There was no permanent inhabitation in the area until the Normans arrived in the mid 11th century.

===16th century onwards===
There was no medieval Piercebridge parish, but there was a chapel recorded in 1546. The name of White Cross Farm and cottage may come from the 17th century apocryphal tale that one of the Dukes of Cleveland demanded the whitewashing of houses on his land so that he could recognise his own property should he require shelter during a storm while hunting. The 18th-century farmhouse, Piercebridge Grange, may be on the site of a monastic grange. It was tenanted by James Rawe, gentleman, in 1847. It is now a Grade II listed building, but was derelict by 2008. The Battle of Piercebridge was partly fought on the bridge, when on 1 December 1642 a small Royalist contingent including William Cavendish defended it against Parliamentarians led by Lord Fairfax. St Mary's church and churchyard were used for 115 extant memorials and burials from 1836 to 1987. In 2001 the Piercebridge area suffered in the foot and mouth epidemic. By 1887, the village had grown to cover 973 acre of which 17 were water. It had a population of 206, a railway station and a post office. Since then it has lost the railway station, gained few residents, and retained its post office.

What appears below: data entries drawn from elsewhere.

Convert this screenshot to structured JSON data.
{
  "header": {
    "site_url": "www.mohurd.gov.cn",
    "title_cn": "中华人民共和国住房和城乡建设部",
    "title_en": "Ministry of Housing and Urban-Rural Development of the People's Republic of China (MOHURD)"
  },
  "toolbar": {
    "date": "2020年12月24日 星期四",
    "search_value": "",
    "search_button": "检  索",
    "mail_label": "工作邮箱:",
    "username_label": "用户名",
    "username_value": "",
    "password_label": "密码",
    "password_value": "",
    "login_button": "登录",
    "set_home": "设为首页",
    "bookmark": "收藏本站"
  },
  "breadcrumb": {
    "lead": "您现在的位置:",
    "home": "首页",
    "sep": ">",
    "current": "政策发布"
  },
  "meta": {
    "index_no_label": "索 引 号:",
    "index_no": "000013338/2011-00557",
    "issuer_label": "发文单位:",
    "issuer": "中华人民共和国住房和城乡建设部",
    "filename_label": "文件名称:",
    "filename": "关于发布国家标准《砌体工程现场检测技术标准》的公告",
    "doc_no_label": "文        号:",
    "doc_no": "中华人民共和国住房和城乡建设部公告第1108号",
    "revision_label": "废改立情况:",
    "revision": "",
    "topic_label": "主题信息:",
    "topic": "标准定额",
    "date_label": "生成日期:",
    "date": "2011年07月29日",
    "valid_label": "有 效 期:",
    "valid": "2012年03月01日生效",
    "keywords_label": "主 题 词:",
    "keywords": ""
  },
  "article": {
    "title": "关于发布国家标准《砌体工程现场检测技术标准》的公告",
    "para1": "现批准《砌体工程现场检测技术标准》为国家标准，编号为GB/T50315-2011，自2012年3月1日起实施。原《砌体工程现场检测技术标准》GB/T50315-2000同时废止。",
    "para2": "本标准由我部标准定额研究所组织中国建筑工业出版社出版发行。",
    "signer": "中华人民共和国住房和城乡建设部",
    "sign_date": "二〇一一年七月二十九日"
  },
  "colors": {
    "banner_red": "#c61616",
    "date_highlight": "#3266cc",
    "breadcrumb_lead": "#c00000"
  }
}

A clock in the George Hotel inspired Henry Clay Work's 1876 song "My Grandfather's Clock". The clock was said to have been owned by two brothers named Jenkins. When one brother died, the clock began losing time, and it stopped for ever upon the death of the other.

==Preservation==
Within the village there are numerous Georgian and Victorian cottages: some painted white or cream; some of one storey only. There are several Grade II listed buildings in the village and its environs, including White Cross Farmhouse, White Cross Cottage, Carlbury Bridge, Piercebridge Grange Farmhouse, the Church of St Mary and its wall and gate, and numbers 2, 28, 29 and 30 on The Green. The Grange farm buildings, however, were developed into residential properties in 2008. Piercebridge Roman Bridge and the medieval chapel ruins on Roman foundations behind Bath House in Tees View are listed Grade II*. The bridge carrying the main B6275 road was originally built in the early 16th century and was widened in 1781; it is Grade II* listed and a Scheduled Ancient Monument. The village green contains some very old trees, and in the river are trout and grayling. At the north end of the village, near the A67 is the Carlbury Arms pub. There is also a Farmway Country Store and Piercebridge Feed Company, retailing rural supplies. The dismantled Tees Valley Railway has become the Tees Valley Railway Path. Church services are held at St Mary's every other week, and there is also a Wesleyan Methodist chapel.

==Transport==
Originally Dere Street crossed the Tees 260 yd further upstream, but in 1771 a flood washed away the remains of the old Roman bridge, and in 1789 a new bridge replaced the ferry. The 1806 map shows Dere Street as the main route via Piercebridge between Richmond and Bishop Auckland, although the Ripon-Durham route went via Darlington. The 1904 map shows the route diverted via Staindrop, and that part of Dere Street between Piercebridge and Bishop Auckland had become a minor road. This was possibly due to the advent of the NER Darlington and Barnard Castle railway (1856) whose station closed to passengers in 1964. According to the land-usage map of 1942, this was an area of arable land and pasture, and the urbanisation around Darlington had not yet begun to encroach.